Bu sırada Ebu Süfyan, Mâbed'i görünce gerilerde ne olup bittiğini sordu.
Mâbed büyük bir propaganda savaşı yaparak:
"Muhammed'le sahâbileri, şimdiye kadar hiç görmediğim büyük bir ordu ile sizi vurmak için yola çıktı. Çok hızlı bir şekilde üzerinize doğru harekete geçtiler. Size karşı öyle kinliler ki ateş püskürüyorlar!" diye cevap verdi.
Ebu Süfyan heyecanla: "Eyvah! Sen ne diyorsun? Biz onlara son bir hücum yapıp, köklerini kesmeye karar vermiştik!" dedi.

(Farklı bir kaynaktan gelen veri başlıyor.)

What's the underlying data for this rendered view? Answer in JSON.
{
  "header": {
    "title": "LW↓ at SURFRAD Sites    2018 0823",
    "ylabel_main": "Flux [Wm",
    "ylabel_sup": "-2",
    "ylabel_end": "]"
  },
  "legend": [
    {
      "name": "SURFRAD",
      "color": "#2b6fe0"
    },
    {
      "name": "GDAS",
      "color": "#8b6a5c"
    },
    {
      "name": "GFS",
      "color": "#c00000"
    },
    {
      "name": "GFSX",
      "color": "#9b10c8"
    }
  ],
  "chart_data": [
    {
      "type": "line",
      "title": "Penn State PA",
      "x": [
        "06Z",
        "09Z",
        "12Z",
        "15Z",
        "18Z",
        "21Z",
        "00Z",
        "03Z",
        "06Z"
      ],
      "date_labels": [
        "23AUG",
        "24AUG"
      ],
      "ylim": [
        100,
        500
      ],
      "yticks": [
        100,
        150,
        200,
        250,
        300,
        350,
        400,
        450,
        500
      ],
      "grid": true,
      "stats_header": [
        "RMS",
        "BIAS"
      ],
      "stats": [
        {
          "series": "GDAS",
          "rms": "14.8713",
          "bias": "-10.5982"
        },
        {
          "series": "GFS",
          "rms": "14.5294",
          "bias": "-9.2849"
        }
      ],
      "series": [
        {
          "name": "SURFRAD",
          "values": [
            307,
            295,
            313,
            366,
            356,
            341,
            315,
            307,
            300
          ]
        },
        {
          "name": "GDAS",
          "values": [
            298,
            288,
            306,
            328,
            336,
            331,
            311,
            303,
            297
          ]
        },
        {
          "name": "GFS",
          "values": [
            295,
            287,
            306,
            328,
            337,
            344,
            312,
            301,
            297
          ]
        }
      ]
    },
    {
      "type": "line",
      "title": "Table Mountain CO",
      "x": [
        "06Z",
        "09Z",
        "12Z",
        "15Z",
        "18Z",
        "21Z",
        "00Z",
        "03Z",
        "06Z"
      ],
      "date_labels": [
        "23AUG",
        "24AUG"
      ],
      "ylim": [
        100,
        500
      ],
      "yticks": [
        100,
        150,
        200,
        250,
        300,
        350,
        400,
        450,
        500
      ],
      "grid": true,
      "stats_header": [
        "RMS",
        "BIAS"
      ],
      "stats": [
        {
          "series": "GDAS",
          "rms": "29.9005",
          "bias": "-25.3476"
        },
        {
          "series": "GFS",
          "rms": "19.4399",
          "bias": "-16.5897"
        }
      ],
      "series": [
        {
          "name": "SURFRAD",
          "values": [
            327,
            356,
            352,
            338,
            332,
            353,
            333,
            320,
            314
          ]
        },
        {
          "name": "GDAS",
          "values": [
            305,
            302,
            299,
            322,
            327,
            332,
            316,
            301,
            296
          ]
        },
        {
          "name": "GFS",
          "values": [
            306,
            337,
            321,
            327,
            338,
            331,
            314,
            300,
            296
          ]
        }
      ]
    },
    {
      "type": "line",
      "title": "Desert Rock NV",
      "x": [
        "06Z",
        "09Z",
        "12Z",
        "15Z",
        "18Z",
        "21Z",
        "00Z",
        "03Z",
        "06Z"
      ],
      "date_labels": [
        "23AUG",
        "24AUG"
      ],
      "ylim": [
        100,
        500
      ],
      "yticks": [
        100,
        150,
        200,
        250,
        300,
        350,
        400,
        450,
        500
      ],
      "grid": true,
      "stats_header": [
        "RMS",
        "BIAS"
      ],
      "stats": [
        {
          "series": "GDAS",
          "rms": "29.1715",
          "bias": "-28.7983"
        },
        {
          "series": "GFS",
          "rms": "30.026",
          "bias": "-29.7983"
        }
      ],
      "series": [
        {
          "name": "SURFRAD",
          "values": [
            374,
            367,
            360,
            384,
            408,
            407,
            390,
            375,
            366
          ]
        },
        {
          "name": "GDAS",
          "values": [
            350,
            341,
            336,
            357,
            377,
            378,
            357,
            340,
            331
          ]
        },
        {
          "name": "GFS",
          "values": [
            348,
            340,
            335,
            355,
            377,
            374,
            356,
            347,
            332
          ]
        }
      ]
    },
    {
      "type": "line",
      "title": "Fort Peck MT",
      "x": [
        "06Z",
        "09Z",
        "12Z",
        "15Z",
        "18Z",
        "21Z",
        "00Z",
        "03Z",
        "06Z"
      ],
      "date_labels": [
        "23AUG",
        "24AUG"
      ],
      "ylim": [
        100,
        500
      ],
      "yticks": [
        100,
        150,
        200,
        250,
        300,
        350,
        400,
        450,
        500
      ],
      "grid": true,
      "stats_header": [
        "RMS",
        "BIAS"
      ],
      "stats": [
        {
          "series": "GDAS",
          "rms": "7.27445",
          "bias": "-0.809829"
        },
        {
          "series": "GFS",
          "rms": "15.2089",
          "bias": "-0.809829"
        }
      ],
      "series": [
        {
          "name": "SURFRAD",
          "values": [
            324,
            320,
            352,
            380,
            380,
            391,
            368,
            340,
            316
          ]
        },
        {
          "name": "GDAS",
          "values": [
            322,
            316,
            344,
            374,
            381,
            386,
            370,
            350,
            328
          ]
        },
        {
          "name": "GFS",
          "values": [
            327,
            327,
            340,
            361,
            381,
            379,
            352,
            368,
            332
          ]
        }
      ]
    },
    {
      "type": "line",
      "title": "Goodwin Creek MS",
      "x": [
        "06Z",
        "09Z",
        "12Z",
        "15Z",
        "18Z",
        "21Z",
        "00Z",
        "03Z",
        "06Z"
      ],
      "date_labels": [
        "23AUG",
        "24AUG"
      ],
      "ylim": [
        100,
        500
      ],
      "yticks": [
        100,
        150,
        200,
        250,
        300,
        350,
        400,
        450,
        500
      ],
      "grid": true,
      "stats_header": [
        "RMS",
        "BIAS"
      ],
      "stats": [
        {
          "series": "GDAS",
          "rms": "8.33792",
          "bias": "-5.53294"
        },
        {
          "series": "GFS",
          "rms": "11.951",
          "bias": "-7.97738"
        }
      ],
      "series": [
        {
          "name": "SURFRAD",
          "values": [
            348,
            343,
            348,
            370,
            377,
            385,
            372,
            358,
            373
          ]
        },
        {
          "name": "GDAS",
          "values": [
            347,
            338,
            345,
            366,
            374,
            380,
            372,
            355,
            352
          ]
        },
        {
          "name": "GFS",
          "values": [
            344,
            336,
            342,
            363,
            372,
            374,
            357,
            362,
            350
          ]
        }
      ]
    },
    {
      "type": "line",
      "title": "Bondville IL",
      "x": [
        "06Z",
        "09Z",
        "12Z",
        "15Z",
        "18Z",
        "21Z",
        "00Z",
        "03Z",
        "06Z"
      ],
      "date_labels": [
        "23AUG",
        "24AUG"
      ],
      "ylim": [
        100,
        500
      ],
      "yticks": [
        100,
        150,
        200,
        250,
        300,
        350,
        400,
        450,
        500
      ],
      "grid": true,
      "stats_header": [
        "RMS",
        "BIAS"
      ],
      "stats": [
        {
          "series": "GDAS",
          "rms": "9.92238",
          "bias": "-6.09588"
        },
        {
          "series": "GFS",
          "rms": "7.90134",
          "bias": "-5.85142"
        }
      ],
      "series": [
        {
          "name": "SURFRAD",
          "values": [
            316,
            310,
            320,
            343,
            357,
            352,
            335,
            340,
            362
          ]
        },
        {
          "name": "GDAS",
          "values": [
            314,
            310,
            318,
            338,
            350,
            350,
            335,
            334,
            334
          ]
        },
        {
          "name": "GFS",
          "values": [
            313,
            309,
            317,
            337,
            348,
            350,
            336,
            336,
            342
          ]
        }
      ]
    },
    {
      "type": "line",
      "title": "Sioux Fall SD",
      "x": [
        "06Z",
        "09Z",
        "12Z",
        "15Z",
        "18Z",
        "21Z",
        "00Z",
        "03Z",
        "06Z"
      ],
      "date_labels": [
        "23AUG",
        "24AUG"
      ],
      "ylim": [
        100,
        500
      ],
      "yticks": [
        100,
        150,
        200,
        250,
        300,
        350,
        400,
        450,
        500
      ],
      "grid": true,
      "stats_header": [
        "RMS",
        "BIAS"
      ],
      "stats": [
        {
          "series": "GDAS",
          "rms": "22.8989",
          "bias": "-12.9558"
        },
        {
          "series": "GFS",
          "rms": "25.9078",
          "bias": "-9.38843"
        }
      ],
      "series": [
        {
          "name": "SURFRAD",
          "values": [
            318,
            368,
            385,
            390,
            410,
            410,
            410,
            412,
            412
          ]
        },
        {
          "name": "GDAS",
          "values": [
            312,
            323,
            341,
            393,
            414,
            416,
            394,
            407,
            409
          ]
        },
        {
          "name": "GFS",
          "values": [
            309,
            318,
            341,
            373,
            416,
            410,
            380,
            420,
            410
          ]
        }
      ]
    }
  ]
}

Mâbed: "Nasihatimi dinlersen, sakın böyle bir şey yapmaya kalkışma!" diye karşılık verdi.
Bu konuşmadan sonra Kureyşliler'in dirençleri kırıldı, kalplerine korku düştü, paniğe kapıldılar. Selâmeti Mekke yolunu tutmakta buldular. Mâbed, Resulullah Aleyhisselâm'a Huzâalı bir adam göndererek durumu bildirdi.

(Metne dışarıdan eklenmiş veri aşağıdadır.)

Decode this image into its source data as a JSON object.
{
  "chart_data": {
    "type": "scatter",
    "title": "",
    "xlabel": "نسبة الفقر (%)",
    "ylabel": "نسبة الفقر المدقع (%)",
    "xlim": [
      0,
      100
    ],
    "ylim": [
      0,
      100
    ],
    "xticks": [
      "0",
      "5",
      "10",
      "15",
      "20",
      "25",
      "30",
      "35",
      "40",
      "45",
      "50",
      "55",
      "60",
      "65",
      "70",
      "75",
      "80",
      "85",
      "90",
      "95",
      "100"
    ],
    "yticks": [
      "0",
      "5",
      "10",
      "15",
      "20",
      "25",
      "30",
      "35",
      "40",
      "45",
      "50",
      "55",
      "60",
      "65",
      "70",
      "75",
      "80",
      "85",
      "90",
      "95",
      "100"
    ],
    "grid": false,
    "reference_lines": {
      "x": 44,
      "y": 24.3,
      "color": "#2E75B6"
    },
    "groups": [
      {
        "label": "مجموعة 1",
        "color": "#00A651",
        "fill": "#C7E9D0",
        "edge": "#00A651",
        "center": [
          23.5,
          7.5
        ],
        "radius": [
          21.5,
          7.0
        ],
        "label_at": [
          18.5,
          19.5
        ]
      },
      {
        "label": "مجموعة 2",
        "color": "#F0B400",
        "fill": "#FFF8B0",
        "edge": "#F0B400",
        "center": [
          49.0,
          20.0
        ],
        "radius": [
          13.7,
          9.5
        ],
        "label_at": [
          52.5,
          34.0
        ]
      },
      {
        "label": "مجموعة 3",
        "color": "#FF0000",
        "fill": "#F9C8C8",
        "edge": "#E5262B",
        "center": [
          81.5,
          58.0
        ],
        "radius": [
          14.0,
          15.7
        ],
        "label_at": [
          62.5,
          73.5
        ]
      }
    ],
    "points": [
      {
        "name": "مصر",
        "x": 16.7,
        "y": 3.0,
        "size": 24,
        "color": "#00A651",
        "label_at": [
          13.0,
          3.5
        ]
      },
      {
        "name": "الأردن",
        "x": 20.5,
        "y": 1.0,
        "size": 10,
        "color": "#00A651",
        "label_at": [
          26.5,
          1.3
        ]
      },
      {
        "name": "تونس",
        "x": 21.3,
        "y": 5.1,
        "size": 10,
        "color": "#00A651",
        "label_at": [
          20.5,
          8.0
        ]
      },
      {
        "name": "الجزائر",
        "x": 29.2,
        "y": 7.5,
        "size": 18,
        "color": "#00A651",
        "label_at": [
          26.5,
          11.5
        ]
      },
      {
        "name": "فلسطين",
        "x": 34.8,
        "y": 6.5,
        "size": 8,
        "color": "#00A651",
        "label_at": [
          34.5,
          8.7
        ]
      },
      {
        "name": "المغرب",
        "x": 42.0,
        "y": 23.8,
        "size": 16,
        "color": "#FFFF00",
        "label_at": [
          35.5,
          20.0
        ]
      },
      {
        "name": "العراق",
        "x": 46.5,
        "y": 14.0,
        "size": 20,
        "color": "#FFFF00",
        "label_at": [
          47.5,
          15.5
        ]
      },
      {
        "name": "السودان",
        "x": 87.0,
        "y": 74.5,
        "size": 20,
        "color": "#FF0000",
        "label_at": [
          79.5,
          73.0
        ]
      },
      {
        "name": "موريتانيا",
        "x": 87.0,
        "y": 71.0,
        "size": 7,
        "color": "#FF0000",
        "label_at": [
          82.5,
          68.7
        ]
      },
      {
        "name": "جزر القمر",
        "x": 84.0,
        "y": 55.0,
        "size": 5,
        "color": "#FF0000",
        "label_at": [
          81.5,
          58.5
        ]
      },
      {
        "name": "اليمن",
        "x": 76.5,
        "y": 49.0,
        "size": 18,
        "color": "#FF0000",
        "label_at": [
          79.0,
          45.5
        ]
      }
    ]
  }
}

Ebu Süfyan üstelik kendilerini takip etmeyi bırakırlar umuduyla bir hileye başvurdu. Mekke'ye dönerken yolda Medine'ye gitmekte olan Abdülkays oğulları'nın ticaret kervanına rastladı. Onları durdurarak: "Mekke'ye geldiğiniz zaman Ukaz panayırında hayvanlarınızın yükünü kuru üzümle dolduracağım. Tarafımdan söylenecek sözleri Muhammed'e iletir misiniz!" dedi. "İletiriz." Cevabını alınca Ebu Süfyan şöyle söyledi:
"Gidip ona haber veriniz ki; biz toplanıp onun ve Ashâb'ının geri kalanlarının köklerini kazımak için geliyoruz!"
Bu yolcular, yolları üzerindeki Hamrâü'l-Esed'den geçerken Ebu Süfyan'ın söylediklerini Resulullah Aleyhisselâm'a haber verdiler...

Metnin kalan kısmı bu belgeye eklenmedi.